As mentioned, given the upcoming NPP deadline to reflect changes for Part 2 records, covered entities need to analyze whether there are more stringent state laws to discuss, as well.
Examples of ‘More Stringent’ State Laws
The following are some examples of state laws that potentially warrant further consideration for covered entities to include in NPP revisions.
Colorado law prohibits providers or facilities licensed by the state from providing information (e.g., patient records) in furtherance of an out-of-state investigation (i.e., state or federal to the extent constitutionally permissible) seeking to impose civil or criminal liability or professional sanction for engaging in certain “legally protected health-care activities” (e.g., seeking, providing, or receiving gender-affirming healthcare services or reproductive health care that’s lawful in Colorado).
New Mexico law prohibits healthcare providers and institutions from using or disclosing health information in an individual’s electronic patient record to another person without the consent of the individual, except as required by state or federal law. As applied to federal law, consent would be required in all cases except when required to be disclosed under HIPAA, which occurs in two scenarios: when a patient requests access to their PHI or an accounting of disclosures of PHI and when the Department of Health and Human Services conducts a compliance investigation, undertakes enforcement action, or conducts a similar review. Previously, the New Mexico law excepted as allowed by state or federal law.
Montana law provides that when patients request to examine or copy all or part of their recorded healthcare information in writing, the healthcare provider must make such information available as promptly as required under the circumstances but not later than 10 days after receiving the request.
Nevada law requires a custodian of healthcare records to make a patient’s records available for physical inspection by the patient, or the patient’s representative designated in the patient’s written authorization, within 10 working days if those records are located within the state of Nevada. For records located outside the state, the records must be made available to the patient or patient’s designated representative within 20 working days of the request. These response times are truncated further in the event of a request by a governmental investigator, grand jury, coroner, or medical examiner to five working days or even less.
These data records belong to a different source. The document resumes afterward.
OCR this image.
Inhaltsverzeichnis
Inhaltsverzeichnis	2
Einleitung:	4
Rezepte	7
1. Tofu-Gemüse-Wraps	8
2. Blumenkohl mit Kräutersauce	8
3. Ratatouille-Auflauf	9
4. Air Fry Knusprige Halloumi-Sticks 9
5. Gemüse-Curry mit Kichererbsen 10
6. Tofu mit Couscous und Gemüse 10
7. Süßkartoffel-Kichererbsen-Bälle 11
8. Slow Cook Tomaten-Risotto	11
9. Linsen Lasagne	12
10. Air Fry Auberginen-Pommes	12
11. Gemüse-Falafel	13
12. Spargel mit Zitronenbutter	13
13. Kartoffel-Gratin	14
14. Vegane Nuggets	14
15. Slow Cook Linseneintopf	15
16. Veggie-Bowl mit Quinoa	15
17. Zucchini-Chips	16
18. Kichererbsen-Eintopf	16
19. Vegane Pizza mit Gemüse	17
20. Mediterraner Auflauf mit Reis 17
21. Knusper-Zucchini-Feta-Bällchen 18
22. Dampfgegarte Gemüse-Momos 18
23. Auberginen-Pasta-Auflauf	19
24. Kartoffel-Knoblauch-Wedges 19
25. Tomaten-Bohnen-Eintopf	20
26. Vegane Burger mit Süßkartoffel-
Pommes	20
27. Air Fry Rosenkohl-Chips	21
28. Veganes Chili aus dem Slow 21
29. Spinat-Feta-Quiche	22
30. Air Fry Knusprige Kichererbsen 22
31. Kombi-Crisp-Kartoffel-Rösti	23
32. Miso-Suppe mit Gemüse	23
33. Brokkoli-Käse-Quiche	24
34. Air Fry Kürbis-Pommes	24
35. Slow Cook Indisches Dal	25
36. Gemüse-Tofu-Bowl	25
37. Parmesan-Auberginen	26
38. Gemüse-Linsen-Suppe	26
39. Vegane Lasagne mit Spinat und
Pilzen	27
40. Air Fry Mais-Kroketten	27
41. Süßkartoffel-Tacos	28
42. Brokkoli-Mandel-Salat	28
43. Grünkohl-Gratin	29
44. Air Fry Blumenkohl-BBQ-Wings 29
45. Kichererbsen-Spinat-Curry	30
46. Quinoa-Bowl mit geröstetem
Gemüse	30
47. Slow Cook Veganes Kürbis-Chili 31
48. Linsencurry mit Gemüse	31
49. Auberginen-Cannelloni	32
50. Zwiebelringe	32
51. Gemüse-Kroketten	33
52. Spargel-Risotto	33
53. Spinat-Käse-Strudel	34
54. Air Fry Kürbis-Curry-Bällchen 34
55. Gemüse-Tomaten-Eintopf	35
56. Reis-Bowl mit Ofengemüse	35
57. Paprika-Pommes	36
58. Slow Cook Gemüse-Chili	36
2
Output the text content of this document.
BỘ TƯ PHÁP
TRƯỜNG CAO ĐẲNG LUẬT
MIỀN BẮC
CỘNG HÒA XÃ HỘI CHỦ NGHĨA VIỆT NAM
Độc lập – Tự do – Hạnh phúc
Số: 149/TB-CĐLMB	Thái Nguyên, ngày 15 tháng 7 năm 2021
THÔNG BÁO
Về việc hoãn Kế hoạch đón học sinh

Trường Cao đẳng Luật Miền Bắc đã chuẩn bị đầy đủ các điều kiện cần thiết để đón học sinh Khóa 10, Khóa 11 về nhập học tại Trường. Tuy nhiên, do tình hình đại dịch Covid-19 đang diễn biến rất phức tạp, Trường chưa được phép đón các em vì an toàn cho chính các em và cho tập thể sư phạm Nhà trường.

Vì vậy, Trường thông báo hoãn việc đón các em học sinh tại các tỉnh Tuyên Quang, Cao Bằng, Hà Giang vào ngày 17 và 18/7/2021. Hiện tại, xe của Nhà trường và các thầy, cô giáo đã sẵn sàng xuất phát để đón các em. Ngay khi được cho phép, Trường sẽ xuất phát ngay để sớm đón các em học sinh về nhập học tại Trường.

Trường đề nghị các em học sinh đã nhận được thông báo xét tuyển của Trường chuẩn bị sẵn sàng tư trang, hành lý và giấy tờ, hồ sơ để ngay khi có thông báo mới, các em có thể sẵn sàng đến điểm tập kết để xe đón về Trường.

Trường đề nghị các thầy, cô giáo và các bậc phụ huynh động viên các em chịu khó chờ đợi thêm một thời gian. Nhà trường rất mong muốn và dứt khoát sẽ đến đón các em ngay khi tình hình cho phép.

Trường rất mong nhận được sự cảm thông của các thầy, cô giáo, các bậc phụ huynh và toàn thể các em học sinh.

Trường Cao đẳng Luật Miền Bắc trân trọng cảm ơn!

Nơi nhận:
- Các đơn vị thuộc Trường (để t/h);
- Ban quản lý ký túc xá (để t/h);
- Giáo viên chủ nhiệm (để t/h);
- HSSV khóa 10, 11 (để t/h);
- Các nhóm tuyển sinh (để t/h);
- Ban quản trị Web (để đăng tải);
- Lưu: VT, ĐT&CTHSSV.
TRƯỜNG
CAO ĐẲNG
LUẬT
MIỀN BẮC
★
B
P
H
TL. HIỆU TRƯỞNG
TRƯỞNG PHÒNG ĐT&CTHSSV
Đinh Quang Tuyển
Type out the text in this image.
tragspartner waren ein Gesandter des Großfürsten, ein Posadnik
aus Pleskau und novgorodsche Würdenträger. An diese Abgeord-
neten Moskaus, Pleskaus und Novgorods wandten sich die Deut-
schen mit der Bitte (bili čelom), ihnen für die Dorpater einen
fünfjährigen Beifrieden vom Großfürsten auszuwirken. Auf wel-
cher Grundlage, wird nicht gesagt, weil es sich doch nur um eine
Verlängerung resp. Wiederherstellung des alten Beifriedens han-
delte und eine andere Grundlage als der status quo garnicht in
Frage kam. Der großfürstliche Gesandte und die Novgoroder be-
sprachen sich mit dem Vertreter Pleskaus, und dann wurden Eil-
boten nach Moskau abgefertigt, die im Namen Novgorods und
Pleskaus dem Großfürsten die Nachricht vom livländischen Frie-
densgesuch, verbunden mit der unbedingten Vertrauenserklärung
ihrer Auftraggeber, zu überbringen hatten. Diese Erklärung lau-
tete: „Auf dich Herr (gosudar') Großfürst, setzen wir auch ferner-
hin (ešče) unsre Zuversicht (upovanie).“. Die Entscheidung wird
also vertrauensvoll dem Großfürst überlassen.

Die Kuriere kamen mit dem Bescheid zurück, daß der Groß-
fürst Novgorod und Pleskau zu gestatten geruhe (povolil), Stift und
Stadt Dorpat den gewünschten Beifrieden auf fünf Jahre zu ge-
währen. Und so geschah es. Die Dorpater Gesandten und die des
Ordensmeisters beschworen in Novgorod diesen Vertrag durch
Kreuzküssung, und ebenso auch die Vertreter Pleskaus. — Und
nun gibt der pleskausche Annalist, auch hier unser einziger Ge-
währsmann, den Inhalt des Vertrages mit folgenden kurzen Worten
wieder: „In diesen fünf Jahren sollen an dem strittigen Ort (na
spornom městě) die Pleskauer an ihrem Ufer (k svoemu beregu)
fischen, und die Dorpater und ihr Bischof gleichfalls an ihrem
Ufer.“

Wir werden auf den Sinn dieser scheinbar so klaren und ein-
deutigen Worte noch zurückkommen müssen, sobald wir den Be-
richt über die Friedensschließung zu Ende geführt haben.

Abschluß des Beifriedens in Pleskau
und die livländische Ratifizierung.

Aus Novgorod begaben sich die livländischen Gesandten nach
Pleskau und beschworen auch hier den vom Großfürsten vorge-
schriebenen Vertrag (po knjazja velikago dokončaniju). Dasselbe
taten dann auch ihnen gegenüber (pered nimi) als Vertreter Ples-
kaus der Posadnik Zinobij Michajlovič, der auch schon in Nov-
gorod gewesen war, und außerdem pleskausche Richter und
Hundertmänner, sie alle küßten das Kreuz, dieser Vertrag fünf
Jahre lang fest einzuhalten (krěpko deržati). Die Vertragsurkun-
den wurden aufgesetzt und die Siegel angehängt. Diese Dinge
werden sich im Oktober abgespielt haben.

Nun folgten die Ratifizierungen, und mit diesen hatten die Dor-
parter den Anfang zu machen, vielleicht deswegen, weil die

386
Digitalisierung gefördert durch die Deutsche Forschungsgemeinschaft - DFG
Also, state laws governing health information and data privacy generally frequently exempt HIPAA-covered entities, business associates, or PHI from applying under such laws. The variety of state laws that may apply to individuals’ health information require close analysis, including not only their applicability but also whether they impose a more stringent standard than HIPAA that applies in excess of HIPAA’s threshold requirements.
Takeaway
As covered entities make appropriate updates to their NPPs, this analysis is even more important. Conducting it early, and correctly, will ensure your NPPs are up to date and accurate and align with day-to-day practices of the most protective requirements while avoiding complex and potentially costly questions of federal preemption and state control.